Early in the summer we saw a few wasps coming in and out of the box, but by midsummer it became apparent that we really shouldn’t open it any more until it got cold. Fall came and it seemed like it was finally time to inspect what was going on. What a treasure we found!
Because of how it had been built inside the box, we were able to pull the whole nest out intact and see some of the interior architecture.
This was the front. Such beautiful scalloping and shades of color. To the touch it was soft, papery and deceivingly strong.
The wasps entered from the canal at the top that spiraled down into the interior layers.
When the nest was pulled away from the box, it exposed some of the interior scaffolding where the young are hatched and food is stored.

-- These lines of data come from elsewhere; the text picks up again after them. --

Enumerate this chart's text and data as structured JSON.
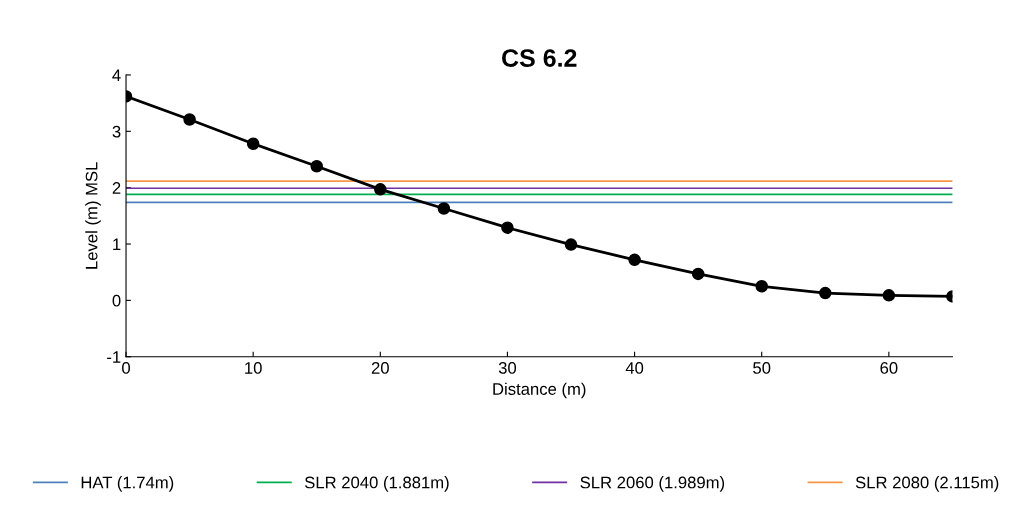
{
  "chart_data": {
    "type": "line",
    "title": "CS 6.2",
    "xlabel": "Distance (m)",
    "ylabel": "Level (m) MSL",
    "x": [
      0,
      5,
      10,
      15,
      20,
      25,
      30,
      35,
      40,
      45,
      50,
      55,
      60,
      65
    ],
    "series": [
      {
        "color": "#000000",
        "values": [
          3.62,
          3.21,
          2.78,
          2.38,
          1.97,
          1.63,
          1.29,
          0.99,
          0.72,
          0.47,
          0.25,
          0.13,
          0.09,
          0.07
        ]
      }
    ],
    "marker": "circle",
    "line_style": "solid",
    "xlim": [
      0,
      65
    ],
    "xticks": [
      0,
      10,
      20,
      30,
      40,
      50,
      60
    ],
    "ylim": [
      -1,
      4
    ],
    "yticks": [
      -1,
      0,
      1,
      2,
      3,
      4
    ],
    "ref_lines": [
      {
        "axis": "y",
        "value": 1.74,
        "label": "HAT (1.74m)",
        "color": "#4f81bd"
      },
      {
        "axis": "y",
        "value": 1.881,
        "label": "SLR 2040 (1.881m)",
        "color": "#00b050"
      },
      {
        "axis": "y",
        "value": 1.989,
        "label": "SLR 2060 (1.989m)",
        "color": "#7030a0"
      },
      {
        "axis": "y",
        "value": 2.115,
        "label": "SLR 2080 (2.115m)",
        "color": "#f79646"
      }
    ],
    "legend": "bottom",
    "grid": false
  }
}
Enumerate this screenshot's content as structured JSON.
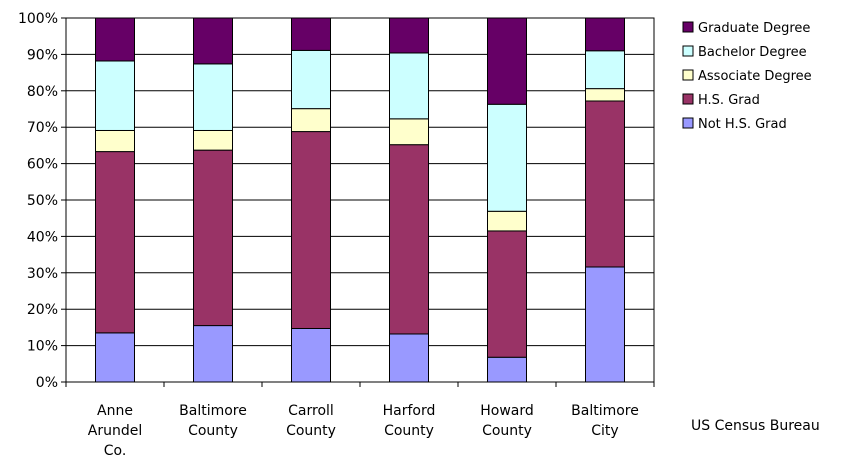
{
  "chart_data": {
    "type": "bar",
    "stacked": true,
    "title": "",
    "xlabel": "",
    "ylabel": "",
    "ylim": [
      0,
      100
    ],
    "y_ticks": [
      "0%",
      "10%",
      "20%",
      "30%",
      "40%",
      "50%",
      "60%",
      "70%",
      "80%",
      "90%",
      "100%"
    ],
    "grid": true,
    "legend_position": "right",
    "categories": [
      [
        "Anne",
        "Arundel",
        "Co."
      ],
      [
        "Baltimore",
        "County"
      ],
      [
        "Carroll",
        "County"
      ],
      [
        "Harford",
        "County"
      ],
      [
        "Howard",
        "County"
      ],
      [
        "Baltimore",
        "City"
      ]
    ],
    "series": [
      {
        "name": "Not H.S. Grad",
        "color": "#9999ff",
        "values": [
          13.5,
          15.5,
          14.7,
          13.2,
          6.8,
          31.6
        ]
      },
      {
        "name": "H.S. Grad",
        "color": "#993366",
        "values": [
          49.8,
          48.2,
          54.1,
          52.0,
          34.7,
          45.6
        ]
      },
      {
        "name": "Associate Degree",
        "color": "#ffffcc",
        "values": [
          5.8,
          5.4,
          6.3,
          7.1,
          5.4,
          3.4
        ]
      },
      {
        "name": "Bachelor Degree",
        "color": "#ccffff",
        "values": [
          19.1,
          18.3,
          16.0,
          18.1,
          29.4,
          10.4
        ]
      },
      {
        "name": "Graduate Degree",
        "color": "#660066",
        "values": [
          11.8,
          12.6,
          8.9,
          9.6,
          23.7,
          9.0
        ]
      }
    ]
  },
  "source": "US Census Bureau"
}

Since this seemed so interesting, we dropped it off at a local nature center so all can enjoy.
I’m not entirely sure if this was a yellow jacket or bald-faced hornet nest, both of the wasp family Vespidae. They are closely related social wasps and build similar nests. There were just so many flying stinging insects around, I didn’t pay close enough attention to what was actually going in and out of the wood box. We also had plenty of paper wasps, but they build very different types of nests.
After finishing our little nature exploration, we’ve had enough of raising wasps so the box was partially dismantled and used as frame to corral my expanding composting pile.